他又是個不會餬口的人,有錢即華侈。他曾到香港、日本、歐洲等地遊曆,無錢就顛沛流浪,偶然睡在大街的商店屋簷下,買不起火車票就搭乘煤車趕路。但他能夠幾天食不充饑,卻對峙到圖書館瀏覽查質料,編字典。他乃至不懼被捕傷害,當真瀏覽列寧著作,研討馬列主義辯證法。確如他本身所說,與文學創作比擬,他更熱中於研討經濟,乃至學習開礦,以圖報效國度。他是懷著愛國熱忱,到反動聖地延安的。

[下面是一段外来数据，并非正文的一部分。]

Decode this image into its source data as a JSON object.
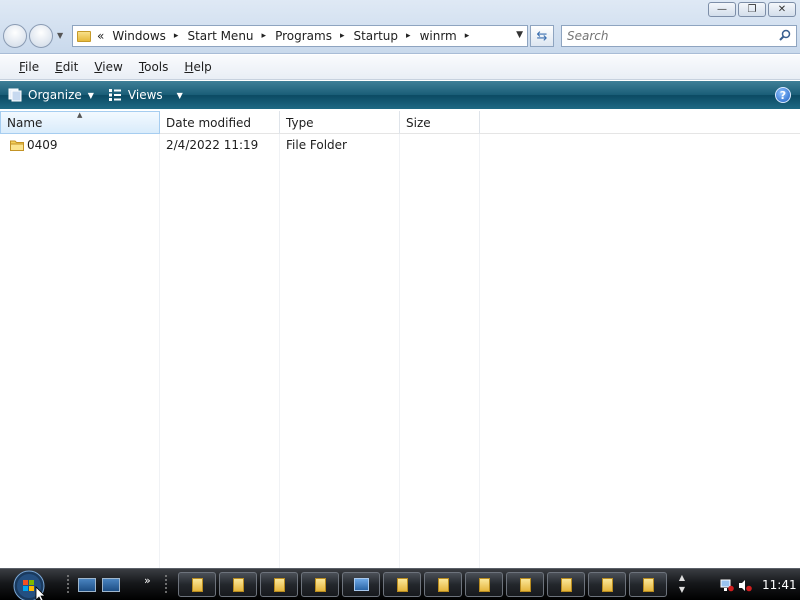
{
  "window": {
    "controls": {
      "minimize": "—",
      "maximize": "❐",
      "close": "✕"
    }
  },
  "address": {
    "overflow": "«",
    "crumbs": [
      "Windows",
      "Start Menu",
      "Programs",
      "Startup",
      "winrm"
    ],
    "separator": "▸"
  },
  "search": {
    "placeholder": "Search"
  },
  "menu": {
    "items": [
      {
        "first": "F",
        "rest": "ile"
      },
      {
        "first": "E",
        "rest": "dit"
      },
      {
        "first": "V",
        "rest": "iew"
      },
      {
        "first": "T",
        "rest": "ools"
      },
      {
        "first": "H",
        "rest": "elp"
      }
    ]
  },
  "commandbar": {
    "organize": "Organize",
    "views": "Views",
    "help": "?"
  },
  "columns": {
    "name": "Name",
    "date": "Date modified",
    "type": "Type",
    "size": "Size"
  },
  "files": [
    {
      "name": "0409",
      "date": "2/4/2022 11:19",
      "type": "File Folder",
      "size": ""
    }
  ],
  "taskbar": {
    "chevron": "»",
    "clock": "11:41"
  }
}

《貓城記》正在《當代》連載的12月,胡風應《文學月報》主編周揚的聘請,撰寫了一篇題為“裝點,曲解,鐵普通的究竟”的長篇批評,頒發在《文學月報》第一卷的第5、第六期上,署名穀非。胡風在文中稱,他所攻訐的是在《當代》雜誌第一捲上,張天翼、魏金枝、穆時英、杜衡、施蟄存、沈從文、鬱達夫、巴金、靳以、馬彥祥、沉櫻、汪錫鵬、嚴敦易、彭彤杉等十四位作家所創作的“全部二十三篇(撤除未完成的《貓城記》)創作”。
俞平伯的辯駁是有力的。試想,在百姓黨暗中獨裁的統治下,有知己的文明精英如胡適、羅隆基、張壽鏞等,不吝身家性命,掀起人權言論海潮,而駱駝社的作家卻對此持超然、旁觀的態度,知識分子的社會擔負和知己安在?